“I know that my Redeemer lives, and that in the end. He will stand upon the earth.” Job 19:25 (NIV)
It was small and almost hidden by the remnants of dead leaves whose brown color still carpeted the cold ground. But the bright purple flower caught my attention.
It was a sign that a new season was struggling to emerge after a harsh Oklahoma winter. It was also Easter. I smiled when I saw the beauty of the flower’s fragile petals because it was a reminder of hope renewed with the resurrection of Christ.
I was hiking that chilly Sunday afternoon with my grandchildren and their parents. The sighting of the flower poking its purple head through the damp earth drew me closer to a time in my life when, like my grandchildren, all was right with the world.
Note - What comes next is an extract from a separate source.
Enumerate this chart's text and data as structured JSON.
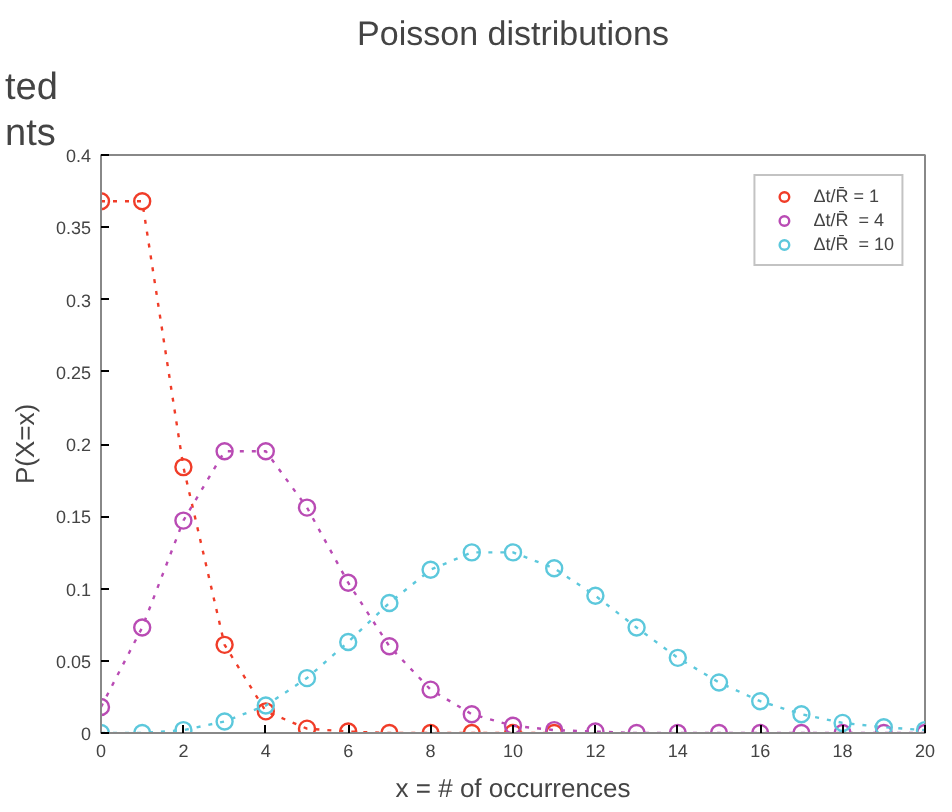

My grandchildren’s delight in the beauty of the still brown and gray scenery, interrupted occasionally by patches of early blooming grass, made me pause and inhale the crisp air that cleared my head, still fogged by winter’s cobwebs. I couldn’t get enough.
As we hiked deeper into the woods and down to a stream, I was transported back to my childhood days, before I was aware that the people you loved could disappoint you and before I understood the deep, abiding love of the One who never would. As a child, I could spend hours alone outdoors. While others formed teams to play ball, I was content to sit or lie silently in the grass. Fascinated by bugs, rocks, flowers and blades of tall grass, I was completely unaware of the passing of time.
That Sunday afternoon, as I climbed the hills and then descended through the valleys with my loved ones, time stood still again. Sounds of civilization were overshadowed by the creek water as it tumbled over rocks and bounced off the banks. The occasional sound of a bird punctuated the air, reminding us that we were not alone.
We skipped rocks in the creek that had recently overflowed its banks after a rainstorm had flooded parts of the area. We studied the intricacies of unusual tree roots that had forced their way above ground, yet had withstood the weathering of time and nature. Fascinated by green moss growing on rocks and tree stumps, we touched the velvet fabric with the tips of our fingers.
My larger, time-weathered hand found comfort in holding the smaller hands of my grandchildren as we walked that day. There was no reason to hurry as we stopped to observe other mysteries, like mushrooms and that tiny flower of hope.
Hope, renewed in something as small as a flower poking its head through the brown soil of life and as basic as God’s love for us, is His promise of better things to come. It came wrapped in a simple hike through His creation to experience the true blessings of Easter, not wrapped in brightly colored foil or synthetic grass but presented unpretentiously in a magnificent way.